Category Archives: Exoticphysics

Uranus: strange rotations, strange storms, and strange synchronicity

Uranus has been popping up in the news a lot this week (at least in the kinds of news that nerds like me watch). Two different and unrelated stories came out about the unfortunately named gas giant.

Firstly, a team of researchers at UC Berkeley using relatively recent data from Hubble and from the Keck observatory in Hawaii, created some very striking images of storms on the surface of the planet. These storms are unusually intense and unusually hot. Scientists were not expecting them, and are at a loss to explain them. Uranus doesn’t get a lot of sunlight. So, it’s hard to say where the heat for these storms is coming from.

Secondly, a researcher at the University of Arizona, Erich Karkoschka, was looking over twenty year old data from the Voyager 2 spacecraft and has come up with an extremely startling theory — he suggests that the southern half of Uranus rotates faster than the northern half does!
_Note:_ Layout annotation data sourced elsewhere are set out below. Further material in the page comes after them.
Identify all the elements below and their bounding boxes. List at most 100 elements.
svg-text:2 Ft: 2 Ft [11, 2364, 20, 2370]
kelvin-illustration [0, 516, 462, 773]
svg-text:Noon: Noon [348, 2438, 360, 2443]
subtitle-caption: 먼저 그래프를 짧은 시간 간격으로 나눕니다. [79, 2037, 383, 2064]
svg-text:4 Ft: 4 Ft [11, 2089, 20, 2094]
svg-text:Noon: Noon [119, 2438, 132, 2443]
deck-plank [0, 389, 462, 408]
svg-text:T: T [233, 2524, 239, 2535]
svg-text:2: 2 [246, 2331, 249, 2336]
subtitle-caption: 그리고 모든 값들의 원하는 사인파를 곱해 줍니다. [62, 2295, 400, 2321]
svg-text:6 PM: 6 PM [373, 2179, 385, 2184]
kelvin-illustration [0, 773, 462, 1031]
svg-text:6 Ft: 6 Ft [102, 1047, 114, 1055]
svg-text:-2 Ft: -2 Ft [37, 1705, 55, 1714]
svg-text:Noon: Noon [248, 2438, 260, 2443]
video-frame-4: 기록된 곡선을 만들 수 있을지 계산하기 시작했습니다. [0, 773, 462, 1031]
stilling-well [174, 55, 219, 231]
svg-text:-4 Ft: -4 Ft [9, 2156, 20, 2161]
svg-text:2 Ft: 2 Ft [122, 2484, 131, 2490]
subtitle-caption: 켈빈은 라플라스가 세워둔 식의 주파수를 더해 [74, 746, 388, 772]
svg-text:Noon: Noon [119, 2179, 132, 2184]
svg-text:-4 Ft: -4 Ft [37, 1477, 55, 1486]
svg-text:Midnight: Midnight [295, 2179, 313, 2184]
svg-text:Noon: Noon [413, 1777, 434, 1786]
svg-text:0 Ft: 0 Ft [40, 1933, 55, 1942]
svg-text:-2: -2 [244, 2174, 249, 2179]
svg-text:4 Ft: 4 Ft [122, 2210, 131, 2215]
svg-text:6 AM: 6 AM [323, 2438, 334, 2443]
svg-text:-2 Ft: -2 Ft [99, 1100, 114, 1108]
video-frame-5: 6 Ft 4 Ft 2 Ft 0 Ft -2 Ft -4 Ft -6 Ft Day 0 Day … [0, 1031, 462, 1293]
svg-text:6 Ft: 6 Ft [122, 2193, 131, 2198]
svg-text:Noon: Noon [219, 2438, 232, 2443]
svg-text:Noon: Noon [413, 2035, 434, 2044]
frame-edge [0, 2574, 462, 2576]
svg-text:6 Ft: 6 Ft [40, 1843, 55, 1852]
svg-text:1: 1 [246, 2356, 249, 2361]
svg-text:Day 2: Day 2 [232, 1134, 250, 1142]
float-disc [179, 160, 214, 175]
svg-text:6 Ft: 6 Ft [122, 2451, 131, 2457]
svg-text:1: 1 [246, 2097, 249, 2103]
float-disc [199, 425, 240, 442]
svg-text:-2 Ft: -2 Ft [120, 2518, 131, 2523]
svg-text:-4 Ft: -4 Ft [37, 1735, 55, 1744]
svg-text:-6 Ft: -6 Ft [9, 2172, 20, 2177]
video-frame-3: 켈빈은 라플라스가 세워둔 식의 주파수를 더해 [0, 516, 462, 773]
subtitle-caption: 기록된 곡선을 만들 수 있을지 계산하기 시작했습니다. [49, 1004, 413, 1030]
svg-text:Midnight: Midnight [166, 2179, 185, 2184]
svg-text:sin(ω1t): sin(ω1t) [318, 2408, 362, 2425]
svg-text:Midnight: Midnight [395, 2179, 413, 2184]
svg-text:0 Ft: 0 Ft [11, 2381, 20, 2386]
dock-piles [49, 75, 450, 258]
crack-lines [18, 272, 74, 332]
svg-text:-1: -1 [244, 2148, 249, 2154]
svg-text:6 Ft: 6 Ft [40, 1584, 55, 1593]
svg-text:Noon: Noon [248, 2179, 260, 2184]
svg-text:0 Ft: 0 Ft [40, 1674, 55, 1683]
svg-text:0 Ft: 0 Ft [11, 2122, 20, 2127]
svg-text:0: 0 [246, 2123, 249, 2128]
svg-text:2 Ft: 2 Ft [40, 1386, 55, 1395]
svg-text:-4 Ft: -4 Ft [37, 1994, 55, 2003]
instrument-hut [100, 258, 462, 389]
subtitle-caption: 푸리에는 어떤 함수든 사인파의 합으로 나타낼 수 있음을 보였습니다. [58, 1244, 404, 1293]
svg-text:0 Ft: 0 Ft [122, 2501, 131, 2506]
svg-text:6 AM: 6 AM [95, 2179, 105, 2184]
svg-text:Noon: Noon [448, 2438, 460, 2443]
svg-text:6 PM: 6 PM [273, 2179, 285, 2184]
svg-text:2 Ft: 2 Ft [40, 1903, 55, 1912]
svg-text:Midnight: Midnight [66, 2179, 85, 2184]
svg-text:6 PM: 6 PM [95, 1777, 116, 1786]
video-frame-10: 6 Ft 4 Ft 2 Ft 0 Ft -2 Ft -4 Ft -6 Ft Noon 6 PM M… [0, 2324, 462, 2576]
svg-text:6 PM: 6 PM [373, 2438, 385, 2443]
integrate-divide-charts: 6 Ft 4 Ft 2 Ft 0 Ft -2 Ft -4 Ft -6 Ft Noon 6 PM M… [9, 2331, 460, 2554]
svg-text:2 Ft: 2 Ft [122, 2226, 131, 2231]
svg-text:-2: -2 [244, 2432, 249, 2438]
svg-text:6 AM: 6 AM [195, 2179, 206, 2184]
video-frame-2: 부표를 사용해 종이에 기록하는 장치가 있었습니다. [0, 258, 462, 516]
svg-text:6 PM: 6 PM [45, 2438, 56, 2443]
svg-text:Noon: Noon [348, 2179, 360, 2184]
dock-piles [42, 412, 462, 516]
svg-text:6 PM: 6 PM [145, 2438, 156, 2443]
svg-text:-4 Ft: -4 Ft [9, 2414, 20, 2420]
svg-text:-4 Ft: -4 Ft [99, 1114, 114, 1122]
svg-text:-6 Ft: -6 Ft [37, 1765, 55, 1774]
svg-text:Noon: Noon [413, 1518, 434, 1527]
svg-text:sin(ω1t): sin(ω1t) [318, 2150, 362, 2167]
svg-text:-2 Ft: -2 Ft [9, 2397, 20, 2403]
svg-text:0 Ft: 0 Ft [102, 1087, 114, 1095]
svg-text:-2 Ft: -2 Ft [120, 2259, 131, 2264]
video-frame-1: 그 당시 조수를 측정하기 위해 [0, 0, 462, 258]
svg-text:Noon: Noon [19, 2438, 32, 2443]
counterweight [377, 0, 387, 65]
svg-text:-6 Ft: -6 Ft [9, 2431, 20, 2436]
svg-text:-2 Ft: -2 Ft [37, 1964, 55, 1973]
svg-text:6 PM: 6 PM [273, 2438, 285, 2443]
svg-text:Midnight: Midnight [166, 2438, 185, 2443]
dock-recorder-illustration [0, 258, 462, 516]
Since Mr. Karkoschka was working with old data, it’s a total coincidence that he announced his findings at around the same time that we’re seeing these mysteriously hot storms on the surface of the planet. But, I have to wonder, could his theory explain these storms? If the one half of Uranus is spinning faster than the other half, wouldn’t there be enormous pressure from friction along the equator, causing the kind of hot storms that we’re seeing right now?

Uranus is a crazy sideways planet, with crazy sideways seasons.

I heard a while ago that the farthest, coldest planet in our solar system was tilted on its side. Today, my older son had a field at the Adler Planetarium here in Chicago, and I had the chance to ask a question that had been bothering me. Does the axis of Uranus’ rotation point along the path of it’s rotation around the Sun, such that it still has a normal day and night? Or does it rotate pointing toward the Sun, such that one hemisphere is in constant daytime and one in constant night? The answer is even weirder than I thought. It’s axis of rotation, like the Earth’s, is fixed, such that it seems to rotate in relation to the Sun. So, it has seasons, like the Earth does. Only, on Uranus, if you lived in one particular place, you’d have two seasons with a relatively normal day/night cycle, one season of total daytime, and one season of total nighttime. Not to mention, each season on Uranus is over twenty years long!